During the June 8 meeting, Kissinger did not respond to Pinochet’s complaints about Letelier. Instead, he told Pinochet, “We welcomed the overthrow of the Communist-inclined [Allende] government here. We are not out to weaken your position.” Given the context of the meeting, during which Kissinger signaled to Pinochet that the Ford administration was not going to penalize him for his regime’s human rights record, Kissinger’s silence in the face of Pinochet’s complaints about Letelier must have been viewed by Pinochet as a green light to take brutal action against the dissident.
Kissinger took further action later in the year that gave Pinochet the freedom he needed to move against Letelier. After the U.S. found out about Operation Condor, State Department officials wanted to notify the Pinochet regime and the governments of Argentina and Uruguay not to conduct assassinations. But on September 16, 1976, Kissinger blocked the State Department’s plans. Kissinger ordered that “no further action be taken on this matter” by the State Department, effectively blocking any effort to curb Pinochet’s bloody plans. Letelier was assassinated in Washington five days later.

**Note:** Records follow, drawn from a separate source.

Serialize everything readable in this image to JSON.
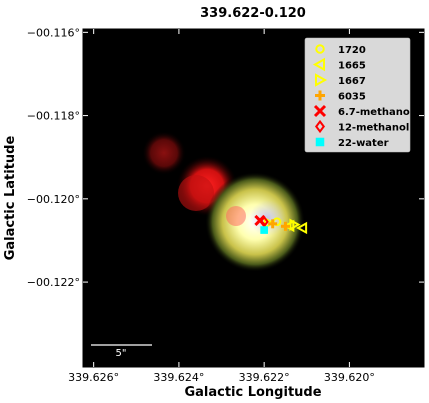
{
  "chart_data": {
    "type": "scatter",
    "title": "339.622-0.120",
    "xlabel": "Galactic Longitude",
    "ylabel": "Galactic Latitude",
    "xlim": [
      339.62625,
      339.61825
    ],
    "ylim": [
      -0.12404,
      -0.11592
    ],
    "x_ticks": [
      339.626,
      339.624,
      339.622,
      339.62
    ],
    "x_tick_labels": [
      "339.626°",
      "339.624°",
      "339.622°",
      "339.620°"
    ],
    "y_ticks": [
      -0.116,
      -0.118,
      -0.12,
      -0.122
    ],
    "y_tick_labels": [
      "−00.116°",
      "−00.118°",
      "−00.120°",
      "−00.122°"
    ],
    "grid": false,
    "legend_position": "top-right",
    "scale_bar": {
      "label": "5\""
    },
    "background_image": "rgb-composite",
    "series": [
      {
        "name": "1720",
        "marker": "circle",
        "color": "#ffff00",
        "points": [
          [
            339.6217,
            -0.12055
          ]
        ]
      },
      {
        "name": "1665",
        "marker": "triangle-left",
        "color": "#ffff00",
        "points": [
          [
            339.6214,
            -0.12065
          ],
          [
            339.6211,
            -0.1207
          ]
        ]
      },
      {
        "name": "1667",
        "marker": "triangle-right",
        "color": "#ffff00",
        "points": [
          [
            339.6219,
            -0.12058
          ],
          [
            339.6213,
            -0.12062
          ]
        ]
      },
      {
        "name": "6035",
        "marker": "plus",
        "color": "#ffa500",
        "points": [
          [
            339.6218,
            -0.1206
          ],
          [
            339.6215,
            -0.12066
          ]
        ]
      },
      {
        "name": "6.7-methanol",
        "marker": "x",
        "color": "#ff0000",
        "points": [
          [
            339.6221,
            -0.12052
          ]
        ]
      },
      {
        "name": "12-methanol",
        "marker": "diamond",
        "color": "#ff0000",
        "points": [
          [
            339.622,
            -0.12055
          ]
        ]
      },
      {
        "name": "22-water",
        "marker": "square",
        "color": "#00ffff",
        "points": [
          [
            339.622,
            -0.12075
          ]
        ]
      }
    ]
  }
}
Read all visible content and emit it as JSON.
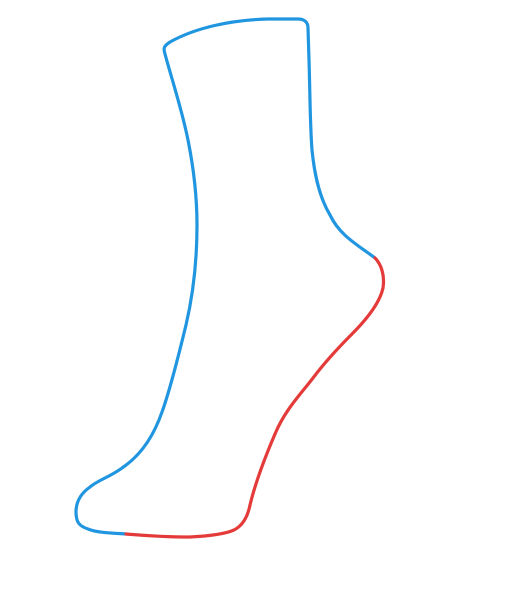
{
  "drawing": {
    "subject": "sock-outline",
    "background_color": "#ffffff",
    "strokes": [
      {
        "name": "sock-outline-stroke",
        "color": "#2196e0"
      },
      {
        "name": "sock-foot-bottom-stroke",
        "color": "#e43a3a"
      }
    ]
  }
}
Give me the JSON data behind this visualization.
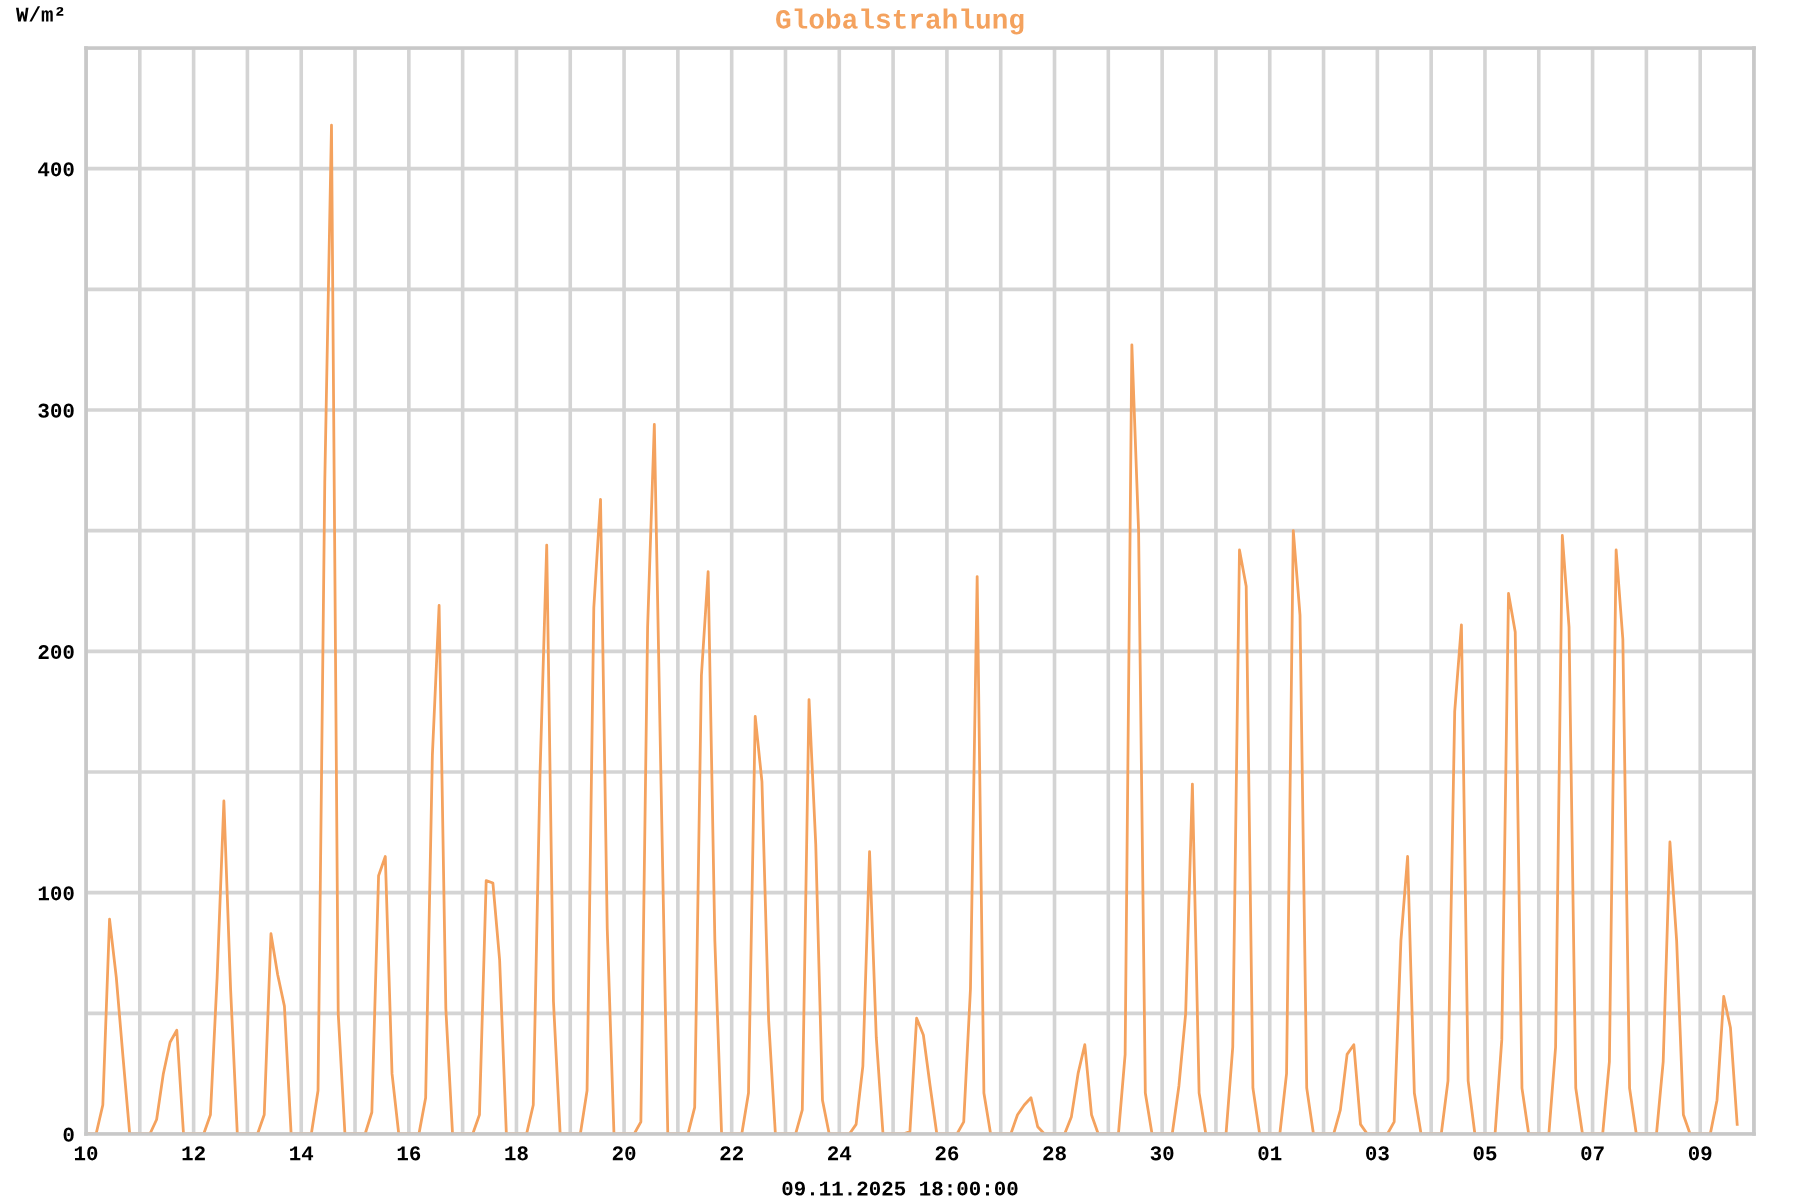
{
  "chart_data": {
    "type": "line",
    "title": "Globalstrahlung",
    "ylabel": "W/m²",
    "xlabel": "09.11.2025 18:00:00",
    "x": [
      "2025-10-10T01:30",
      "2025-10-10T04:30",
      "2025-10-10T07:30",
      "2025-10-10T10:30",
      "2025-10-10T13:30",
      "2025-10-10T16:30",
      "2025-10-10T19:30",
      "2025-10-11T04:30",
      "2025-10-11T07:30",
      "2025-10-11T10:30",
      "2025-10-11T13:30",
      "2025-10-11T16:30",
      "2025-10-11T19:30",
      "2025-10-12T04:30",
      "2025-10-12T07:30",
      "2025-10-12T10:30",
      "2025-10-12T13:30",
      "2025-10-12T16:30",
      "2025-10-12T19:30",
      "2025-10-13T04:30",
      "2025-10-13T07:30",
      "2025-10-13T10:30",
      "2025-10-13T13:30",
      "2025-10-13T16:30",
      "2025-10-13T19:30",
      "2025-10-14T04:30",
      "2025-10-14T07:30",
      "2025-10-14T10:30",
      "2025-10-14T13:30",
      "2025-10-14T16:30",
      "2025-10-14T19:30",
      "2025-10-15T04:30",
      "2025-10-15T07:30",
      "2025-10-15T10:30",
      "2025-10-15T13:30",
      "2025-10-15T16:30",
      "2025-10-15T19:30",
      "2025-10-16T04:30",
      "2025-10-16T07:30",
      "2025-10-16T10:30",
      "2025-10-16T13:30",
      "2025-10-16T16:30",
      "2025-10-16T19:30",
      "2025-10-17T04:30",
      "2025-10-17T07:30",
      "2025-10-17T10:30",
      "2025-10-17T13:30",
      "2025-10-17T16:30",
      "2025-10-17T19:30",
      "2025-10-18T04:30",
      "2025-10-18T07:30",
      "2025-10-18T10:30",
      "2025-10-18T13:30",
      "2025-10-18T16:30",
      "2025-10-18T19:30",
      "2025-10-19T04:30",
      "2025-10-19T07:30",
      "2025-10-19T10:30",
      "2025-10-19T13:30",
      "2025-10-19T16:30",
      "2025-10-19T19:30",
      "2025-10-20T04:30",
      "2025-10-20T07:30",
      "2025-10-20T10:30",
      "2025-10-20T13:30",
      "2025-10-20T16:30",
      "2025-10-20T19:30",
      "2025-10-21T04:30",
      "2025-10-21T07:30",
      "2025-10-21T10:30",
      "2025-10-21T13:30",
      "2025-10-21T16:30",
      "2025-10-21T19:30",
      "2025-10-22T04:30",
      "2025-10-22T07:30",
      "2025-10-22T10:30",
      "2025-10-22T13:30",
      "2025-10-22T16:30",
      "2025-10-22T19:30",
      "2025-10-23T04:30",
      "2025-10-23T07:30",
      "2025-10-23T10:30",
      "2025-10-23T13:30",
      "2025-10-23T16:30",
      "2025-10-23T19:30",
      "2025-10-24T04:30",
      "2025-10-24T07:30",
      "2025-10-24T10:30",
      "2025-10-24T13:30",
      "2025-10-24T16:30",
      "2025-10-24T19:30",
      "2025-10-25T04:30",
      "2025-10-25T07:30",
      "2025-10-25T10:30",
      "2025-10-25T13:30",
      "2025-10-25T16:30",
      "2025-10-25T19:30",
      "2025-10-26T04:30",
      "2025-10-26T07:30",
      "2025-10-26T10:30",
      "2025-10-26T13:30",
      "2025-10-26T16:30",
      "2025-10-26T19:30",
      "2025-10-27T04:30",
      "2025-10-27T07:30",
      "2025-10-27T10:30",
      "2025-10-27T13:30",
      "2025-10-27T16:30",
      "2025-10-27T19:30",
      "2025-10-28T04:30",
      "2025-10-28T07:30",
      "2025-10-28T10:30",
      "2025-10-28T13:30",
      "2025-10-28T16:30",
      "2025-10-28T19:30",
      "2025-10-29T04:30",
      "2025-10-29T07:30",
      "2025-10-29T10:30",
      "2025-10-29T13:30",
      "2025-10-29T16:30",
      "2025-10-29T19:30",
      "2025-10-30T04:30",
      "2025-10-30T07:30",
      "2025-10-30T10:30",
      "2025-10-30T13:30",
      "2025-10-30T16:30",
      "2025-10-30T19:30",
      "2025-10-31T04:30",
      "2025-10-31T07:30",
      "2025-10-31T10:30",
      "2025-10-31T13:30",
      "2025-10-31T16:30",
      "2025-10-31T19:30",
      "2025-11-01T04:30",
      "2025-11-01T07:30",
      "2025-11-01T10:30",
      "2025-11-01T13:30",
      "2025-11-01T16:30",
      "2025-11-01T19:30",
      "2025-11-02T04:30",
      "2025-11-02T07:30",
      "2025-11-02T10:30",
      "2025-11-02T13:30",
      "2025-11-02T16:30",
      "2025-11-02T19:30",
      "2025-11-03T04:30",
      "2025-11-03T07:30",
      "2025-11-03T10:30",
      "2025-11-03T13:30",
      "2025-11-03T16:30",
      "2025-11-03T19:30",
      "2025-11-04T04:30",
      "2025-11-04T07:30",
      "2025-11-04T10:30",
      "2025-11-04T13:30",
      "2025-11-04T16:30",
      "2025-11-04T19:30",
      "2025-11-05T04:30",
      "2025-11-05T07:30",
      "2025-11-05T10:30",
      "2025-11-05T13:30",
      "2025-11-05T16:30",
      "2025-11-05T19:30",
      "2025-11-06T04:30",
      "2025-11-06T07:30",
      "2025-11-06T10:30",
      "2025-11-06T13:30",
      "2025-11-06T16:30",
      "2025-11-06T19:30",
      "2025-11-07T04:30",
      "2025-11-07T07:30",
      "2025-11-07T10:30",
      "2025-11-07T13:30",
      "2025-11-07T16:30",
      "2025-11-07T19:30",
      "2025-11-08T04:30",
      "2025-11-08T07:30",
      "2025-11-08T10:30",
      "2025-11-08T13:30",
      "2025-11-08T16:30",
      "2025-11-08T19:30",
      "2025-11-09T04:30",
      "2025-11-09T07:30",
      "2025-11-09T10:30",
      "2025-11-09T13:30",
      "2025-11-09T16:30"
    ],
    "series": [
      {
        "color": "#f4a25e",
        "values": [
          0,
          0,
          12,
          89,
          65,
          32,
          0,
          0,
          6,
          25,
          38,
          43,
          0,
          0,
          8,
          65,
          138,
          60,
          0,
          0,
          8,
          83,
          66,
          53,
          0,
          0,
          18,
          270,
          418,
          50,
          0,
          0,
          9,
          107,
          115,
          25,
          0,
          0,
          15,
          157,
          219,
          52,
          0,
          0,
          8,
          105,
          104,
          72,
          0,
          0,
          12,
          149,
          244,
          55,
          0,
          0,
          18,
          218,
          263,
          85,
          0,
          0,
          5,
          210,
          294,
          145,
          0,
          0,
          11,
          190,
          233,
          80,
          0,
          0,
          17,
          173,
          146,
          47,
          0,
          0,
          10,
          180,
          120,
          14,
          0,
          0,
          4,
          28,
          117,
          40,
          0,
          0,
          1,
          48,
          41,
          20,
          0,
          0,
          5,
          60,
          231,
          17,
          0,
          0,
          8,
          12,
          15,
          3,
          0,
          0,
          7,
          25,
          37,
          8,
          0,
          0,
          33,
          327,
          250,
          17,
          0,
          0,
          20,
          50,
          145,
          17,
          0,
          0,
          36,
          242,
          227,
          19,
          0,
          0,
          25,
          250,
          215,
          19,
          0,
          0,
          10,
          33,
          37,
          4,
          0,
          0,
          5,
          80,
          115,
          17,
          0,
          0,
          22,
          175,
          211,
          22,
          0,
          0,
          39,
          224,
          208,
          19,
          0,
          0,
          36,
          248,
          210,
          19,
          0,
          0,
          30,
          242,
          205,
          19,
          0,
          0,
          30,
          121,
          80,
          8,
          0,
          0,
          14,
          57,
          44,
          4
        ]
      }
    ],
    "xlim": [
      "2025-10-10T00:00",
      "2025-11-10T00:00"
    ],
    "xticks": [
      {
        "value": "2025-10-10",
        "label": "10"
      },
      {
        "value": "2025-10-11",
        "label": null
      },
      {
        "value": "2025-10-12",
        "label": "12"
      },
      {
        "value": "2025-10-13",
        "label": null
      },
      {
        "value": "2025-10-14",
        "label": "14"
      },
      {
        "value": "2025-10-15",
        "label": null
      },
      {
        "value": "2025-10-16",
        "label": "16"
      },
      {
        "value": "2025-10-17",
        "label": null
      },
      {
        "value": "2025-10-18",
        "label": "18"
      },
      {
        "value": "2025-10-19",
        "label": null
      },
      {
        "value": "2025-10-20",
        "label": "20"
      },
      {
        "value": "2025-10-21",
        "label": null
      },
      {
        "value": "2025-10-22",
        "label": "22"
      },
      {
        "value": "2025-10-23",
        "label": null
      },
      {
        "value": "2025-10-24",
        "label": "24"
      },
      {
        "value": "2025-10-25",
        "label": null
      },
      {
        "value": "2025-10-26",
        "label": "26"
      },
      {
        "value": "2025-10-27",
        "label": null
      },
      {
        "value": "2025-10-28",
        "label": "28"
      },
      {
        "value": "2025-10-29",
        "label": null
      },
      {
        "value": "2025-10-30",
        "label": "30"
      },
      {
        "value": "2025-10-31",
        "label": null
      },
      {
        "value": "2025-11-01",
        "label": "01"
      },
      {
        "value": "2025-11-02",
        "label": null
      },
      {
        "value": "2025-11-03",
        "label": "03"
      },
      {
        "value": "2025-11-04",
        "label": null
      },
      {
        "value": "2025-11-05",
        "label": "05"
      },
      {
        "value": "2025-11-06",
        "label": null
      },
      {
        "value": "2025-11-07",
        "label": "07"
      },
      {
        "value": "2025-11-08",
        "label": null
      },
      {
        "value": "2025-11-09",
        "label": "09"
      },
      {
        "value": "2025-11-10",
        "label": null
      }
    ],
    "ylim": [
      0,
      450
    ],
    "yticks": [
      0,
      {
        "value": 50,
        "label": null
      },
      100,
      {
        "value": 150,
        "label": null
      },
      200,
      {
        "value": 250,
        "label": null
      },
      300,
      {
        "value": 350,
        "label": null
      },
      400,
      {
        "value": 450,
        "label": null
      }
    ],
    "grid": true
  }
}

Letelier was one of three witnesses of the Church Committee who were murdered, either before or after they talked to the committee. (The other two were Chicago mobster Sam Giancana and Las Vegas gangster Johnny Roselli, who were both involved in the CIA’s secret alliance with the Mafia in the early 1960s to try to kill Fidel Castro, a scheme that was the subject of a major investigation by the Church Committee.) Meanwhile, Pinochet remained president of Chile until 1990.
Pinochet was arrested in London in 1998 in connection with the human rights abuses he committed while in power, and was placed under house arrest in the United Kingdom until 2000, when he was released on medical grounds without facing trial in Britain. He returned to Chile and faced a complex series of investigations and indictments — but no actual trial in his homeland — until his death in 2006.
Henry Kissinger has never been held to account.